Aircloak - anonymized analitycs

sasajuric · December 18, 2017, 9:20am

Hi everyone,

Here’s an overview of what we’re doing with Elixir at Aircloak. Our goal is to tackle the challenge of privacy-sensitive data analytics. This sounds a bit vague, so let’s first explore what is this all about.

Data can be very useful, because we can draw various conclusions from it. Consider a huge amount of geolocations of people’s phones. By analyzing such data, we can, for example, discover traffic bottlenecks, and use that insight to select optimal (shortest) navigational path. On the other hand, such data is also very dangerous. If we have the access to the geolocation data of many people, we can easily track movements of particular individuals, which is clearly a huge violation of privacy.

Our aim is to empower companies to get the analytical benefits of their data, without leaking sensitive information. Our system acts as a proxy between analysts and sensitive data. The analysts issue their queries through the Aircloak system, which in turn retrieves the sensitive data, passes it through our anonymization filter, and finally returns the query result which doesn’t reveal anything sensitive about an individual.

The core part which allows us to do this lies in our anonymization algorithm. While most companies reach for naive masking of sensitive fields (such as first/last name, social security number, …), we fetch the raw data required by the query, evaluate the query ourselves, and then decide which results can we safely emit without leaking sensitive data. The details of the algorithm are published in this paper.

The implementation of our system has quite a lot of interesting technical challenges. Our backend, implemented completely in Elixir, is installed on client premises. The system itself is split into two components, called Air and Cloak.

Cloak is the core component of our system. This component can accept analytical queries, and return anonymized results. In order to do its job, the Cloak component needs an access to the underlying database. To minimize security risks, the Cloak component doesn’t act as a server (no network port needs to be open). Instead, the Cloak establishes a websocket connection to the Air component, which is the frontend system that can be used by analysts to submit their queries. The Air component has no access to the database, and doesn’t even need to be in the same network. This reduces some security issues, where a vulnerability in the Air (which is an externally accessible component) could lead to the leak of all sensitive data.

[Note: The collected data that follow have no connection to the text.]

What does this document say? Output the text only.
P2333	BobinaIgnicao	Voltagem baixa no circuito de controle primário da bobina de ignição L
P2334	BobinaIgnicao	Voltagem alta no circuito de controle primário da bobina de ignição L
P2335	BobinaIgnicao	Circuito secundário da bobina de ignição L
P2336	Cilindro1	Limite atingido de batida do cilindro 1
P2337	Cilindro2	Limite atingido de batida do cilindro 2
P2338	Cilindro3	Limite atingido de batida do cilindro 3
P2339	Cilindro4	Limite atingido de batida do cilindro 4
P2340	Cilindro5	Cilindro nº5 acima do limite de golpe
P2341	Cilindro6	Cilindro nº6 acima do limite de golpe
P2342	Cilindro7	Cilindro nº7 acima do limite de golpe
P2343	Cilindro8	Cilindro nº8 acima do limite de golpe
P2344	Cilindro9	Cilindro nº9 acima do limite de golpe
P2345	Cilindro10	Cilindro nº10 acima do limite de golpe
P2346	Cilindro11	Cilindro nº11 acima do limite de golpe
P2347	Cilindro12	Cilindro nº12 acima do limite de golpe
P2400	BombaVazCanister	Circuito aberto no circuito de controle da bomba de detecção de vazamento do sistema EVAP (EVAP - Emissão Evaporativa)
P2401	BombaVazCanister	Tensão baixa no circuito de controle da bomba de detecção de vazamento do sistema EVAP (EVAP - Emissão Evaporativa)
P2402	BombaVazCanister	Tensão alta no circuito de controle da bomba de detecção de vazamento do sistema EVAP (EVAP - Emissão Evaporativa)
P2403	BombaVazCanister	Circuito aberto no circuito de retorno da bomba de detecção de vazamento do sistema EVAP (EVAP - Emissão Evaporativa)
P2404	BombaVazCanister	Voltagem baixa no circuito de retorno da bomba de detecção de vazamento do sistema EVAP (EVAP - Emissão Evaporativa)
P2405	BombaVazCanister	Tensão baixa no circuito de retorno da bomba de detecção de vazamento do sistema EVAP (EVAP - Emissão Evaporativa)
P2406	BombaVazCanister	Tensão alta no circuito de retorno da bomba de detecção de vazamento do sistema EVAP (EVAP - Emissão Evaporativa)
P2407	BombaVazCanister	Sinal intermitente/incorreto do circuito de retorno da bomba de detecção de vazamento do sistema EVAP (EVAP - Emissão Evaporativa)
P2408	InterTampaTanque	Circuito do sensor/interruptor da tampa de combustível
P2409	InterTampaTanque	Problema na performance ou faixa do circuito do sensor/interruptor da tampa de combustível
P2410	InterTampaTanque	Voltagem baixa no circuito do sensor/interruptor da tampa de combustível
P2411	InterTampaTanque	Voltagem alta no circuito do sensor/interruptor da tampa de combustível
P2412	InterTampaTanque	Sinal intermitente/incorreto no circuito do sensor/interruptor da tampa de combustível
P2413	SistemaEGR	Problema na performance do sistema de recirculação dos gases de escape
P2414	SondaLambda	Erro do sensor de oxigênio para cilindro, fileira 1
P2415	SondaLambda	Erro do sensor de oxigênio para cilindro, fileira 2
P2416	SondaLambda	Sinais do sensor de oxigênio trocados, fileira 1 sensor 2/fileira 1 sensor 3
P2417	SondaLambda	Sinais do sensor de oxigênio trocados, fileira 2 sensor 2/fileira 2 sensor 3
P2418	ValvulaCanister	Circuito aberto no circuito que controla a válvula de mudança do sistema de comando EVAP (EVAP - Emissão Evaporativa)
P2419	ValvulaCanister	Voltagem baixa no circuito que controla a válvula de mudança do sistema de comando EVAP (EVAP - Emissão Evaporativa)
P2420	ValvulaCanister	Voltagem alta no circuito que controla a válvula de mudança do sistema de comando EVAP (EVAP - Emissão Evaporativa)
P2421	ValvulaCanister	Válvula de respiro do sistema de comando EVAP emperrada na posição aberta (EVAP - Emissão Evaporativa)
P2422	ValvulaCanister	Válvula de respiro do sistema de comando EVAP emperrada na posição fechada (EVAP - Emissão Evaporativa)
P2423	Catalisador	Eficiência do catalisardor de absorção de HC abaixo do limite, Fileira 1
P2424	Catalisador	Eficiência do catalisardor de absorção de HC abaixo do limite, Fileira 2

When an analyst submits a query, the Air component will send a message over the established connection, and Cloak will asynchronously send the result back. This is the first technical curiosty of our system (and one of the first things we’ve implemented): we have two Elixir systems chatting over the websocket connection. For this purpose, we’ve implemented an Elixir client for Phoenix channels protocol, which we’ve open sourced here.

The Cloak component itself consists of a bunch of interesting technical challenges. First, the queries submitted by analysts are written in SQL. Using the Combine library, we’ve implementd an SQL parser, which converts a textual SQL query into an AST describing what the analyst wants to retrieve. We then issue a query (or a set of queries) to the database, to fetch the desired data.

The Cloak can work with different databases, such as PostgreSQL, MySql, SQL Server, MongoDB, SAP HANA, … We offload as much of the query as possible to the underlying database, but we also need to perform some post-processing in the Elixir part. This can happen if the underlying database doesn’t support the features we support in our SQL language. The most obvious example for this is MongoDB, where many of the SQL features (for example joins and subqueries) are not possible, so we need to emulate them in the Elixir layer. In addition, our anonymization algorithm requires that we process some functions (for example aggregation functions) in a special way, which again leads to offloading some parts of the query execution to Elixir.

Supporting different data sources, and executing parts of the query in Elixir is quite challenging. Adding to that challenge is the fact that we deal with large data. We might need to query millions of rows in various ways, fetch the data, perform additional emulation in Elixir, and finally pass everything through our anonymization filter. This can incur a significant performance penalty, so tuning our query engine is a something we frequently need to do. Our query execution engine is certainly the most complex part of our whole system, but that’s not surprising, given that it implements the core part of our system.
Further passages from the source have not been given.